A diferença pós S.O.S. Leite em relação ao passado é a busca de apresentação de demandas concretas com base em argumentos técnicos. O trabalho que a CNA e federações estaduais de agricultura fizeram, juntamente com a Associação Leite Brasil, deixa pouca margem para que os economistas do Governo possam desconhecer seus argumentos. Com a entrada da OCB e da CBCL neste cenário recentemente, ganha o setor, pois são mais técnicos experientes atuando em frentes convergentes e complementares.

No final de março próximo passado, a Câmara Setorial do Leite, criada pelo ministro Roberto Rodrigues, acatou sugestão de uma das entidades que dela participa, a Leite São Paulo, e criou um grupo temático com o propósito de propor ações que, vistas em conjunto, comporiam uma proposta de política de longo prazo para o setor. Coordenado pela Associação Leite Brasil e tendo na relatoria a Embrapa Gado de Leite, participaram deste grupo ainda representantes do CONIL, da OCB, da CBCL, do MDA, da CONTAG e da CNA.

Uma primeira versão do trabalho desse grupo foi submetida aos participantes do Unilac, realizado no início de julho, em Belo Horizonte. Pesquisadores da Embrapa Gado de Leite atuaram como relatores dos cinco workshops simultâneos que apreciaram o documento, suprimindo, acrescentando ou modificando propostas nele contidas. O resultado foi apresentado em15 de julho aos membros da Câmara Setorial, que irão aprecia-lo em suas instituições e delibera-lo sobre seu conteúdo na próxima reunião, marcada para Passo Fundo - RS, em setembro próximo.

Embora ainda esteja sob apreciação, este documento já surge como um marco do setor, pois foge do padrão de documentos deste tipo, ou seja, apenas reivindicações do setor produtivo. Em geral, são assim: um consolidado de pontos a serem atendidos, um rol de reclamações, em que, sabe-se, impossível ser atendidos na íntegra. Este documento, não! É, na verdade, uma carta-compromisso. Pontos que precisam ser atacados isoladamente pelo setor privado, pelo setor público e por ambos, em conjunto. E poucas são as propostas aparentemente não factíveis. Aparentemente, porque é possível que, no momento atual, pouco espaço disponível haja. Mas não estamos focando o hoje. Estamos olhando o futuro, que será construído por todos nós, em algum nível.
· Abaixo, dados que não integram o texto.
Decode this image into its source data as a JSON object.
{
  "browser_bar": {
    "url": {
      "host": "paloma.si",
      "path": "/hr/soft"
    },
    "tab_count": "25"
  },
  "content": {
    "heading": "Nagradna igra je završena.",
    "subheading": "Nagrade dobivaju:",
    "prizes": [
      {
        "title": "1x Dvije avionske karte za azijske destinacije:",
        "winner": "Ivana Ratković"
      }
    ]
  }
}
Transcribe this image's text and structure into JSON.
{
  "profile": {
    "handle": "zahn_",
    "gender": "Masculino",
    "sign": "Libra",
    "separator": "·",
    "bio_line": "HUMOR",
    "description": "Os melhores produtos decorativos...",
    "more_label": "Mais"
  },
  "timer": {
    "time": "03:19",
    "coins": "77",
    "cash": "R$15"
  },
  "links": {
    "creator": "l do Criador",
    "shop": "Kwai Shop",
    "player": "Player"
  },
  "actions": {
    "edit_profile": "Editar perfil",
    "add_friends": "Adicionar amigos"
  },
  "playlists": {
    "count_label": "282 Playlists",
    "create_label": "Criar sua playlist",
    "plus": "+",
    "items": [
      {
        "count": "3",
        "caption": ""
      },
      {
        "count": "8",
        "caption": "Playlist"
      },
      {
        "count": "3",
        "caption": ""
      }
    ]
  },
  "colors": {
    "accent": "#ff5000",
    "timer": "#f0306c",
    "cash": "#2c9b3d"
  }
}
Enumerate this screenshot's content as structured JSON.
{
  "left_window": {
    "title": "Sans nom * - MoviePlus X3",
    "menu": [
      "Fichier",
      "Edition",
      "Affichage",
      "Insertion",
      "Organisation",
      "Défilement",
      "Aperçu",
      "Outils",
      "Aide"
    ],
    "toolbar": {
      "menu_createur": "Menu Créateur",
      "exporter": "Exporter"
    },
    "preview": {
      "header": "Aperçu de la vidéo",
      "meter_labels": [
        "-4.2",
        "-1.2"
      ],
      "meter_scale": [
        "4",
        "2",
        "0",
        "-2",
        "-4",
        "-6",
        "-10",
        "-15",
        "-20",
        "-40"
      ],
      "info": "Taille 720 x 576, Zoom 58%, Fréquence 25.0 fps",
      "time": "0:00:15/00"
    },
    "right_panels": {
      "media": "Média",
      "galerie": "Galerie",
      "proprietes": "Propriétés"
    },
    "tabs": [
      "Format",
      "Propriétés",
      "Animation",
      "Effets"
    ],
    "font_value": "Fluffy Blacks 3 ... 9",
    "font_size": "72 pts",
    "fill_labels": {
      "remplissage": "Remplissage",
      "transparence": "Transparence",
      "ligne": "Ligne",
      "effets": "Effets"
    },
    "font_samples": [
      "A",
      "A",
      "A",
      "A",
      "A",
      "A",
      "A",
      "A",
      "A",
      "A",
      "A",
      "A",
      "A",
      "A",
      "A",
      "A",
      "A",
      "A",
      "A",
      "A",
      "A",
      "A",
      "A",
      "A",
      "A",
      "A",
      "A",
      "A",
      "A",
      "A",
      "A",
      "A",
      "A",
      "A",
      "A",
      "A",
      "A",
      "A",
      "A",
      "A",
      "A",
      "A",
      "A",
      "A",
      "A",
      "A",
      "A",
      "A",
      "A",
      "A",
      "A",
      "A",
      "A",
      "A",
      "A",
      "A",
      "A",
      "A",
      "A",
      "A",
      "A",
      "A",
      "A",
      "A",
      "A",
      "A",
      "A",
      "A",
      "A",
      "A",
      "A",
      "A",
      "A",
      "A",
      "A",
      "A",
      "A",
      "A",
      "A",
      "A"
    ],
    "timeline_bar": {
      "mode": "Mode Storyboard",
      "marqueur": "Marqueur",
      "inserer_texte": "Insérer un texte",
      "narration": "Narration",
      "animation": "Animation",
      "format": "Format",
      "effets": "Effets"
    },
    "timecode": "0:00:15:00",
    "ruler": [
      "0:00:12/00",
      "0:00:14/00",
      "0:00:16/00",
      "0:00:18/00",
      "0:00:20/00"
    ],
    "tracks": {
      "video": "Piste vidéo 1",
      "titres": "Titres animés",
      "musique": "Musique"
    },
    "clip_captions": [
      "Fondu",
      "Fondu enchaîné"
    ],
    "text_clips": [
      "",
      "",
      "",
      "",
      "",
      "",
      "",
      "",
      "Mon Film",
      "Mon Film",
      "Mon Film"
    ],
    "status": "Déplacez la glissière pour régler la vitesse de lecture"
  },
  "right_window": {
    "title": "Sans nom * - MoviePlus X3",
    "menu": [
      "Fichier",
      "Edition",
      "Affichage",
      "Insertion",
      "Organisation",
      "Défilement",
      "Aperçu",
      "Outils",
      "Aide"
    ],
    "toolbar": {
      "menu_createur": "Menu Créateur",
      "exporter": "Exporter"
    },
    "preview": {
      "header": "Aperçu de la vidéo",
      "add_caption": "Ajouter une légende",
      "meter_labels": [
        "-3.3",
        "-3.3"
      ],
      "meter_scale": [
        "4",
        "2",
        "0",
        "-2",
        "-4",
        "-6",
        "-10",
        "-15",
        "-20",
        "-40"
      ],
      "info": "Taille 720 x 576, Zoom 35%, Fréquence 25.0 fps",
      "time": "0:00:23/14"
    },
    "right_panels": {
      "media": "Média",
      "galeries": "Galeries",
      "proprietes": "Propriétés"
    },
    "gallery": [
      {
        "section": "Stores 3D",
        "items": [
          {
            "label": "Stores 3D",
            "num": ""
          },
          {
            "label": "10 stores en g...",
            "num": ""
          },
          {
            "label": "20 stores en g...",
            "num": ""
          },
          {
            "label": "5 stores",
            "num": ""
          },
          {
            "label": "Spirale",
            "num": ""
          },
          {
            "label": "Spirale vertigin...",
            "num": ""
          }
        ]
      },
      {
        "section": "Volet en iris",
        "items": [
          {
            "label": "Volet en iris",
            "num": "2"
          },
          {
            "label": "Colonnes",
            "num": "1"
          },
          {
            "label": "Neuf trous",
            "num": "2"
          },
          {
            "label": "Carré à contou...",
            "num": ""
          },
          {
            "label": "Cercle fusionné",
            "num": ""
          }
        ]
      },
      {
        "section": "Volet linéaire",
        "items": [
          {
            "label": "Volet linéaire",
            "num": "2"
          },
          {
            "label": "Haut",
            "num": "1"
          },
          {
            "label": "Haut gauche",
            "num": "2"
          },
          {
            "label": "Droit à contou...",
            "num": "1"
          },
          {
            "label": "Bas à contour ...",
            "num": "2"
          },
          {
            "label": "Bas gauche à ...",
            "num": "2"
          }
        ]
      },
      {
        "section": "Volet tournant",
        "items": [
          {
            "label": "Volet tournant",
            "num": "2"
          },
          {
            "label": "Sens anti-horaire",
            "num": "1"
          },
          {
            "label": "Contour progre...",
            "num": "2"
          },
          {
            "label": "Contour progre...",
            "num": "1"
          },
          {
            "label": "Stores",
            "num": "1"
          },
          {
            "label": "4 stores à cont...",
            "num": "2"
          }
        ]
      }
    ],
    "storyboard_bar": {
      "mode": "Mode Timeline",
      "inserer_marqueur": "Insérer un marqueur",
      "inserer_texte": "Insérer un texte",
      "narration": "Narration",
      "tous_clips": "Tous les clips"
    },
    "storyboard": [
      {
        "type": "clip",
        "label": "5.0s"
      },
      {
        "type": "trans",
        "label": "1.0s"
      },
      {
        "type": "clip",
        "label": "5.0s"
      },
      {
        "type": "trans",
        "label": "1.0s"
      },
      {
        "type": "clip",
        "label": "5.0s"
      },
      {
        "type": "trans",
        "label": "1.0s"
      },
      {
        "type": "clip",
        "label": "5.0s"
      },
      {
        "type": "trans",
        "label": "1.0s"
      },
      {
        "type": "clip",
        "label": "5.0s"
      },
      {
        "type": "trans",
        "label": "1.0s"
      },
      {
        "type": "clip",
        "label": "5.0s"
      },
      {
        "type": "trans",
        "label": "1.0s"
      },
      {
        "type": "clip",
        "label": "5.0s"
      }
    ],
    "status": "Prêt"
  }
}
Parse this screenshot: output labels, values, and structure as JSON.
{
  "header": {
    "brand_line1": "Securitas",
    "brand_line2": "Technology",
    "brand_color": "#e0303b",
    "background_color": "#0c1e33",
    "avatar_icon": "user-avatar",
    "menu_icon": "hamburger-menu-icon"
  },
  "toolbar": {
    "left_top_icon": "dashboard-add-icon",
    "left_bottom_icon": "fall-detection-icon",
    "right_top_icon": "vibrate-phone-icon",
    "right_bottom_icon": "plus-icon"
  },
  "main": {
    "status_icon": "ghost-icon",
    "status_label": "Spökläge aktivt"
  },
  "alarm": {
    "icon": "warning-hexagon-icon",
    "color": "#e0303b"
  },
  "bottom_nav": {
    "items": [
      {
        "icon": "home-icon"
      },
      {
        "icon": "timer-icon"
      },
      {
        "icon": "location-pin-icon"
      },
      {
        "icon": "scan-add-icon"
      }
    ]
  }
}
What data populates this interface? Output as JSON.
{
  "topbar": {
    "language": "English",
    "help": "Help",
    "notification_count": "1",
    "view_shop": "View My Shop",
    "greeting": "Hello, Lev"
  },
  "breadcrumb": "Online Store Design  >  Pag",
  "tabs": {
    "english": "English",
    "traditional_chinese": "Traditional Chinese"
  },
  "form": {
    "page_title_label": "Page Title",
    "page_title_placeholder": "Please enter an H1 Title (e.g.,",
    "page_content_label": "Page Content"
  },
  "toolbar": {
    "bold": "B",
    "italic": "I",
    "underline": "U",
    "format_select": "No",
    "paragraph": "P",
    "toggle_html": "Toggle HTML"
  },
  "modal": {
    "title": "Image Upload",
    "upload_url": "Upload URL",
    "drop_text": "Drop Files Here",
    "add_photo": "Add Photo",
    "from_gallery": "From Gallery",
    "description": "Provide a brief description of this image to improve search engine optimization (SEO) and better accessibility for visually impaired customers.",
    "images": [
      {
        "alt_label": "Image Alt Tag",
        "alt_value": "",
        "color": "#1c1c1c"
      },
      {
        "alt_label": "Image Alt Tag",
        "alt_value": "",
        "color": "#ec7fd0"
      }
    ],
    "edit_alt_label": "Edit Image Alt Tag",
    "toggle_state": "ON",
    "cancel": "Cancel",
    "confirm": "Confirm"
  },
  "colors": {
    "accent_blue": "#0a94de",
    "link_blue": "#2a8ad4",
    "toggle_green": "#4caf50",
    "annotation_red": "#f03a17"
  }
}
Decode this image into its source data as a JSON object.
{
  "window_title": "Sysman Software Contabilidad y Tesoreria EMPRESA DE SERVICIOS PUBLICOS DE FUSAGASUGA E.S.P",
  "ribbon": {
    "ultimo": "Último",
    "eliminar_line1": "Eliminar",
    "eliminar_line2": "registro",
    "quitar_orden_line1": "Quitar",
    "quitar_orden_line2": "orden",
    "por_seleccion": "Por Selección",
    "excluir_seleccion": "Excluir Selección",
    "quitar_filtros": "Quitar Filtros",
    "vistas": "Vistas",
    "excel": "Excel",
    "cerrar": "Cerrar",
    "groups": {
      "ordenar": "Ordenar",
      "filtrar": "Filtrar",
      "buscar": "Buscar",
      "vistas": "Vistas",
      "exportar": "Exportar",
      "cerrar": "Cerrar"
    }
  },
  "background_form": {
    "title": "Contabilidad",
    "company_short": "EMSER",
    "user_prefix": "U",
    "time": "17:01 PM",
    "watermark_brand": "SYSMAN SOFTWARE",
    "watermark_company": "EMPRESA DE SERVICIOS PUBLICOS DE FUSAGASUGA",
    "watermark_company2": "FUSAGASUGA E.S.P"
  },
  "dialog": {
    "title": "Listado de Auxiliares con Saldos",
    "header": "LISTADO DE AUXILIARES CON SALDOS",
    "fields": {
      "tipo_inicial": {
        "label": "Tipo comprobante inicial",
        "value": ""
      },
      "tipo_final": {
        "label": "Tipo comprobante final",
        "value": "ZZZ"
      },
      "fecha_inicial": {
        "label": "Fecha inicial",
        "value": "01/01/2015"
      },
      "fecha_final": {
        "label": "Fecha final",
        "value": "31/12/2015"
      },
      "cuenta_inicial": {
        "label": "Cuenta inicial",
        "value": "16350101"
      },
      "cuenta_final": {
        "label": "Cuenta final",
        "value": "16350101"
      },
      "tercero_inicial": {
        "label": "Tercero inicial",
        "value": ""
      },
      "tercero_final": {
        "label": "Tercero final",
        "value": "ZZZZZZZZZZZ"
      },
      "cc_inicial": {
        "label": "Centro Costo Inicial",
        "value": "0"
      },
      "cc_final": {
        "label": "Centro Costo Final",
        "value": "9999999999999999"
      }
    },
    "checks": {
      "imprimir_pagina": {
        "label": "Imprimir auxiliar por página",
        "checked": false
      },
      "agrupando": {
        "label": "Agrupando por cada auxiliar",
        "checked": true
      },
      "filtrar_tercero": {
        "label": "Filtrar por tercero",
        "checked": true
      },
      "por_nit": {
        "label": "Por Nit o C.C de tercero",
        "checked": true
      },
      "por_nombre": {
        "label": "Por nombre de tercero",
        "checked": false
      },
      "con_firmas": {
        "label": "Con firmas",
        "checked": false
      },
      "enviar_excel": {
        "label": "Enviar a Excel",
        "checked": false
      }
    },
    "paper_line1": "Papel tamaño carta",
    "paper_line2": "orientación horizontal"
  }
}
Essa é uma ação de maturidade. Ainda não chegamos no nível dos japoneses, que abrem caderneta de poupança para quando os netos completarem 18 anos. Não somos uma sociedade madura, não acreditamos totalmente em nossas instituições. Mas no leite, já começamos a olhar lá na frente. E pensando no futuro, temos como construí-lo, no presente.

A estrutura é o somatório de conjunturas. Nosso comportamento conjuntural tem de ser pautado pelo que queremos ver estruturado para o setor lácteo nacional. E isso somente é possível, se minimizarmos as contradições e valorizarmos as convergências. Maturidade e convergência - essas são as palavras de ordem. Iniciamos uma nova etapa do setor lácteo nacional. Ou não?